Амнистия, значит… Недаром Инна так опасалась этой амнистии! Но дальше опасений дело не пошло. Они слишком закрутились со своими делами, чтобы проверить, кого освобождают. Нет, помнится, Инна что-то такое говорила, будто убийц амнистия не коснется. Но раз так, каким же образом освободилась Ритка?
– Да, мне повезло, – самодовольно кивнула та, словно подслушав его мысли. – Вообще-то с моей статьей выпускали, только если совсем хреново со здоровьем. Чтоб ты знал: у меня теперь прогрессирующая чахотка. А также злокачественная фиброма. – И злорадно расхохоталась, словно учуяв, как радостно встрепенулось сердце Дебрского: – Рано радуешься, сволочь. Конечно, зона не курорт, однако все это липа. Помогли добрые люди, они ведь даже в тюряге есть.
– Добрые люди? – Антон резко обернулся к ней. – Ты имеешь в виду, что за все это… за амнистию, за справки… заплатила?
– А что? – повернулась Рита с таким отвратительно-невинным видом, что Дебрский едва удержался, чтобы не ударить ее в лицо. – Вполне бы могла и заплатить. Я теперь богатая женщина, разве нет? Мать говорит, деньги приходили регулярно.
– Да, я исполнил все, что обещал, – кивнул Антон. – У тебя на счету пятьдесят тысяч долларов. – И не выдержал, сорвался: – Так какого же черта ты сюда притащилась? Чего тебе еще надо?!
– А ты на меня не ори! – завизжала Ритка так пронзительно, что у Дебрского заломило в ушах. – Договорщик нашелся! Бумажки бездушные переводил, а мне хоть бы одну дачку с воли кинул! Вертухайки на меня как волки рычали, я же нищая была, ничем им голодные пасти заткнуть не могла! Чего тебе еще надо, главное! Много чего, чтоб ты знал! Эти полста тысяч – копейки по сравнению с тем, что мне пришлось вынести. Да меня в первую же ночь бабы в камере изнасиловали самым зверским образом: засунули в промежность бутылку и давай волтузить! Это уж потом я кое-как научилась за себя стоять, а сначала лизала щелки всякой суке, кто побольнее за волосы схватит. Да я за эти годы только раз за мужика и подержалась… Настоящий был хрен, не чета твоему стручку! Сделал он, видишь ли, все, что обещал! Ты мне со своей Кошкой что обещал? Как выйду, получу деньги.

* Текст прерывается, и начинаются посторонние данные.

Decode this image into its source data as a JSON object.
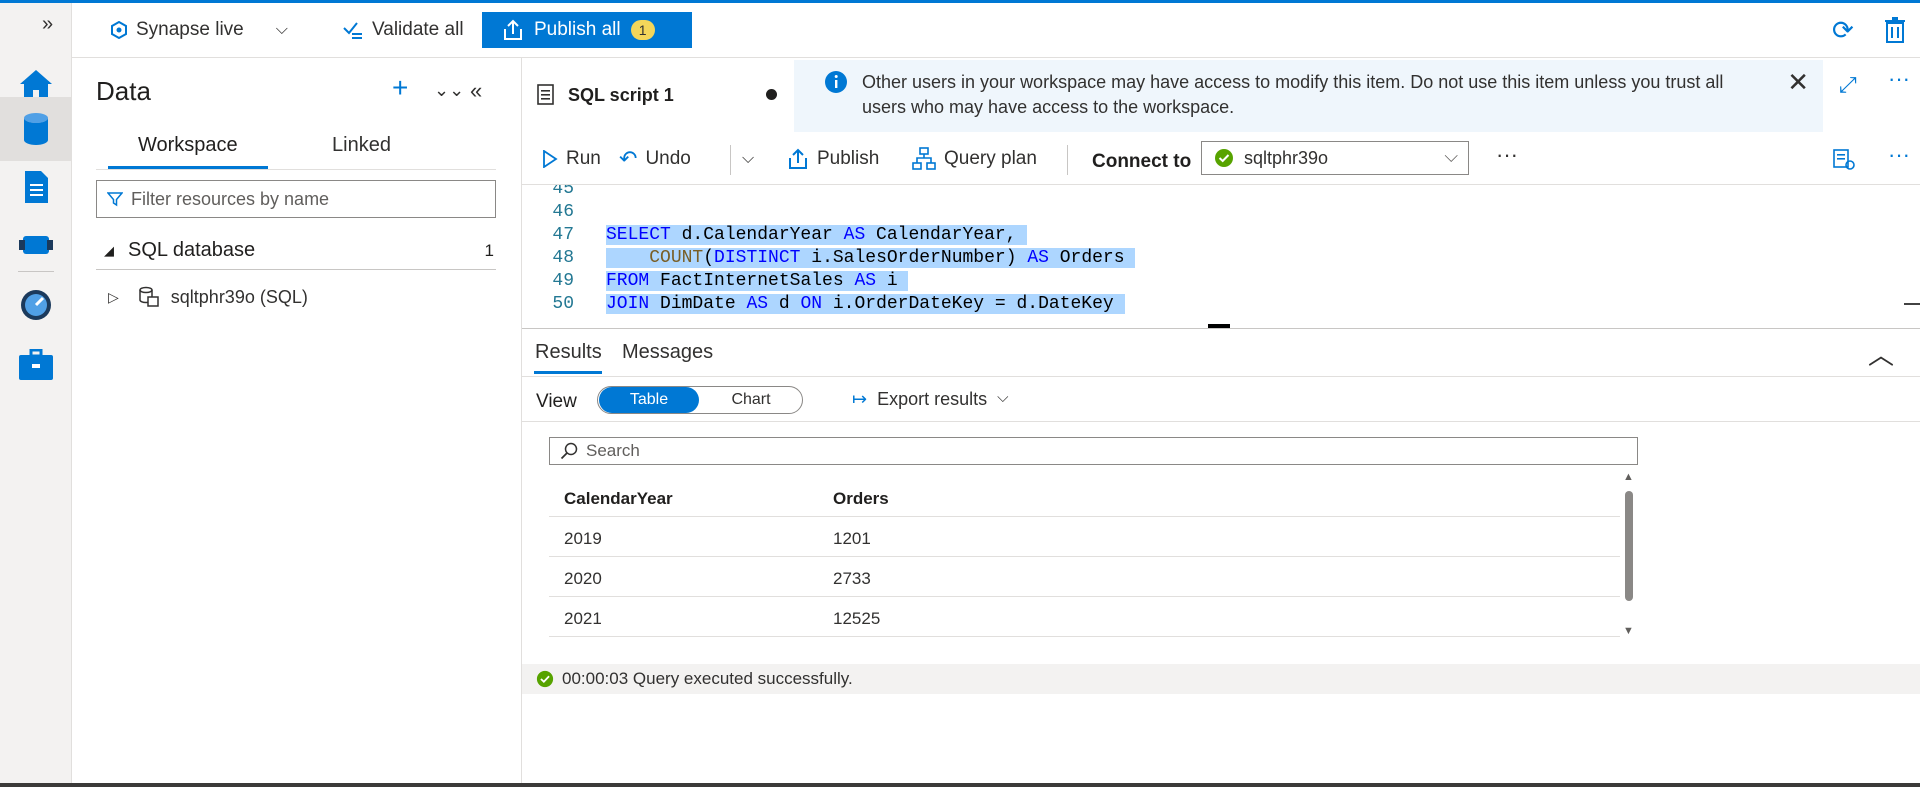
{
  "topbar": {
    "workspace_label": "Synapse live",
    "validate_label": "Validate all",
    "publish_label": "Publish all",
    "publish_count": "1"
  },
  "data_panel": {
    "title": "Data",
    "tabs": [
      "Workspace",
      "Linked"
    ],
    "filter_placeholder": "Filter resources by name",
    "section_label": "SQL database",
    "section_count": "1",
    "item_label": "sqltphr39o (SQL)"
  },
  "editor": {
    "tab_title": "SQL script 1",
    "info_message": "Other users in your workspace may have access to modify this item. Do not use this item unless you trust all users who may have access to the workspace.",
    "toolbar": {
      "run": "Run",
      "undo": "Undo",
      "publish": "Publish",
      "query_plan": "Query plan",
      "connect_label": "Connect to",
      "connect_value": "sqltphr39o"
    },
    "line_numbers": [
      "45",
      "46",
      "47",
      "48",
      "49",
      "50"
    ]
  },
  "results": {
    "tabs": [
      "Results",
      "Messages"
    ],
    "view_label": "View",
    "view_options": [
      "Table",
      "Chart"
    ],
    "export_label": "Export results",
    "search_placeholder": "Search",
    "columns": [
      "CalendarYear",
      "Orders"
    ],
    "rows": [
      [
        "2019",
        "1201"
      ],
      [
        "2020",
        "2733"
      ],
      [
        "2021",
        "12525"
      ]
    ],
    "status": "00:00:03 Query executed successfully."
  },
  "colors": {
    "accent": "#0078d4",
    "selection": "#add6ff",
    "success": "#57a300",
    "badge": "#f4d65a"
  }
}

А я их не могу получить, ты же их на срочный вклад положил, чтоб только через пять лет взять! Что ж мне, обратно в тюрягу возвращаться? Там хоть кормят, а тут – ложись и помирай!
– Да тише ты! – простонал Антон, чувствуя, как его начинает бить мелкая, противная дрожь, как слабеет тело – так было всегда, всю жизнь, стоило Рите начать орать и визжать. – Какого черта? Я ведь это ради твоего блага сделал. У Катерины Ивановны то один мужик, то другой, ну сама посуди: повытаскали бы они из нее эти деньги, ты вернулась бы к разбитому корыту – что бы делала?
Его взгляд упал на приборы, и у Антона перехватило горло: под двести идет! Дорожные указатели мелькали так, что не разглядеть. Господи, да ведь он и Балахну проскочил на такой же безумной скорости, даже не заметив городка. И если его кто-то пытался остановить, какой-нибудь бессонный автоинспектор, Дебрский не заметил и его. Вот будет сюрприз, если на посту возле Горьковского моря его задержат за превышение! Тогда всему конец… всему!